The creases in his forehead smoothed into his quick, winning smile. “Oh, swanling. Sometimes I forget about the weight of pain on your sixteen years. You want to know the truth?”

Lebía nodded, purposely not looking at him, intent on her fingers plaiting the rough bark. There were a few cuts on them, but only in the uncallused places.

“When I asked Sabíana to marry me, I did it like a madman jumping off a cliff. I never thought she would consider me, not after…”

He closed his eyes and sighed. His usually thick, curly black hair was mangy, hanging in strands around his shoulders. He had not shaved in weeks, but he looked the better for it, his angular features set off pleasantly by the messy chin-beard.

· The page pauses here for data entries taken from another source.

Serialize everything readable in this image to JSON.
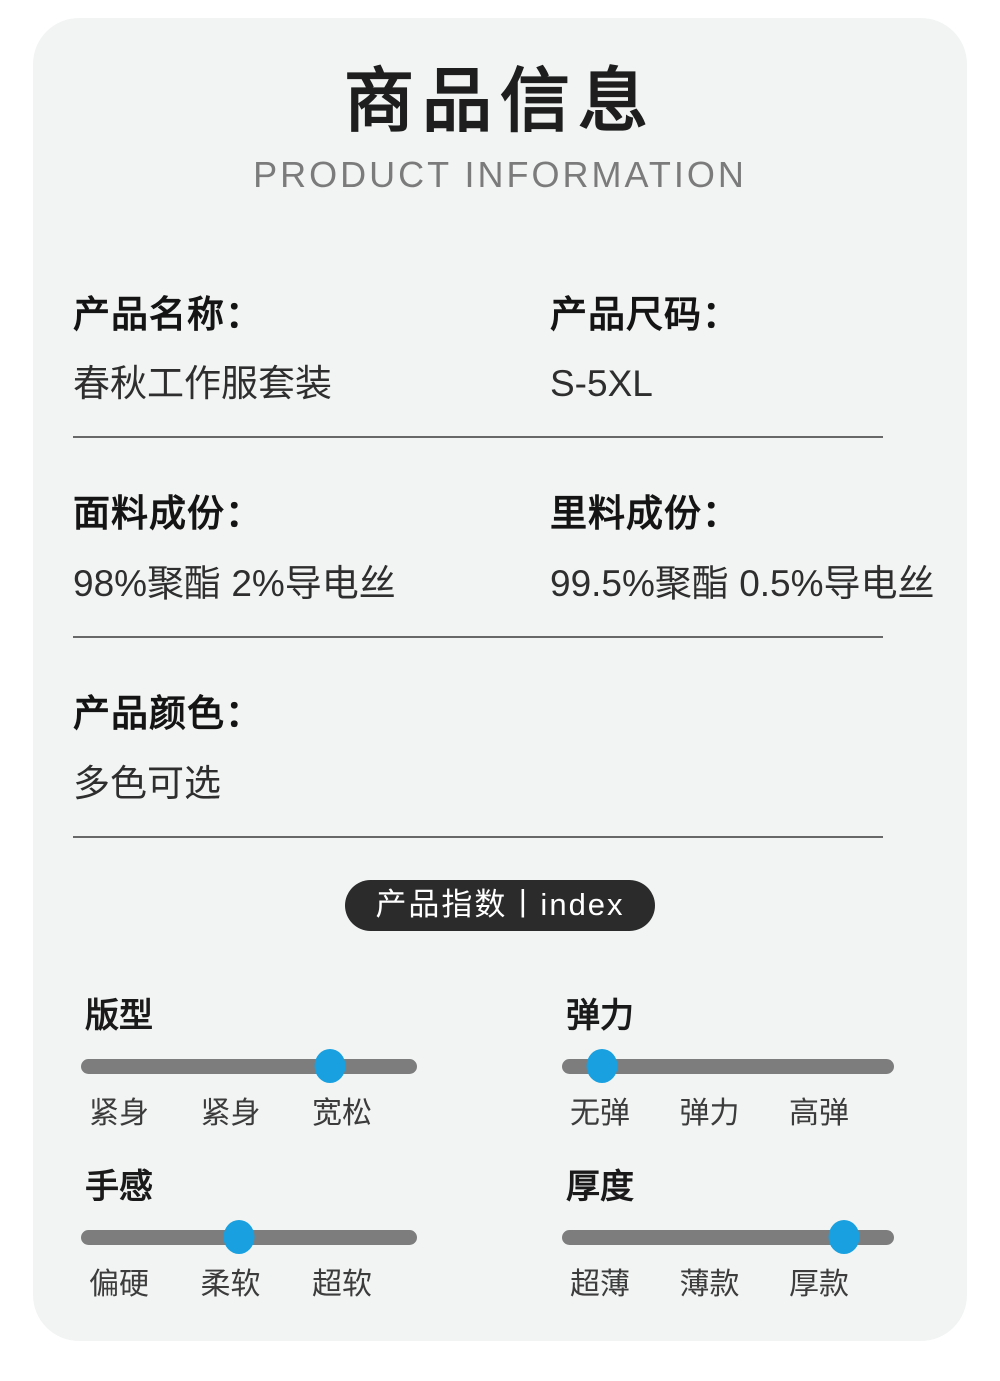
{
  "page": {
    "background": "#ffffff",
    "card_background": "#f2f4f3"
  },
  "header": {
    "title": "商品信息",
    "subtitle": "PRODUCT INFORMATION"
  },
  "info_rows": [
    {
      "fields": [
        {
          "label": "产品名称：",
          "value": "春秋工作服套装"
        },
        {
          "label": "产品尺码：",
          "value": "S-5XL"
        }
      ]
    },
    {
      "fields": [
        {
          "label": "面料成份：",
          "value": "98%聚酯 2%导电丝"
        },
        {
          "label": "里料成份：",
          "value": "99.5%聚酯 0.5%导电丝"
        }
      ]
    },
    {
      "fields": [
        {
          "label": "产品颜色：",
          "value": "多色可选"
        }
      ]
    }
  ],
  "index_badge": {
    "label": "产品指数丨index",
    "background": "#2b2b2b",
    "text_color": "#ffffff"
  },
  "sliders": [
    {
      "title": "版型",
      "percent": 74,
      "labels": [
        "紧身",
        "紧身",
        "宽松"
      ]
    },
    {
      "title": "弹力",
      "percent": 12,
      "labels": [
        "无弹",
        "弹力",
        "高弹"
      ]
    },
    {
      "title": "手感",
      "percent": 47,
      "labels": [
        "偏硬",
        "柔软",
        "超软"
      ]
    },
    {
      "title": "厚度",
      "percent": 85,
      "labels": [
        "超薄",
        "薄款",
        "厚款"
      ]
    }
  ],
  "colors": {
    "accent_blue": "#18a0e0",
    "track_gray": "#7d7d7d",
    "divider_gray": "#686868"
  }
}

“Swanling, it’s a terrible thing, our human nature. We spend all our energies on getting things we never expect to receive, but if by some miracle we receive them, they start to lose their luster very quickly.”

“You didn’t expect her to say yes?”

“Well, I hoped she would. But then the Dar had to agree as well. I was sure she was being kept for some Lord something-or-other in Nebesta. When he agreed, and blessed our union wholeheartedly, I thought my joy complete. I saw my life then as it would be. Lord Protector to Darina Sabíana, a life of luxury in the palace, the love of a passionate woman whose beauty has no compare in Vasyllia, children on the bear rug before the hearth.”

“Sounds like our father’s life when we were children.”

“Exactly. That was the first thought to give me pause. Then the small, still voice deep inside me. Not enough, it said. I still longed for something with no name, or someone whose name I had not yet found. That was the first time I heard the song of the Sirin.”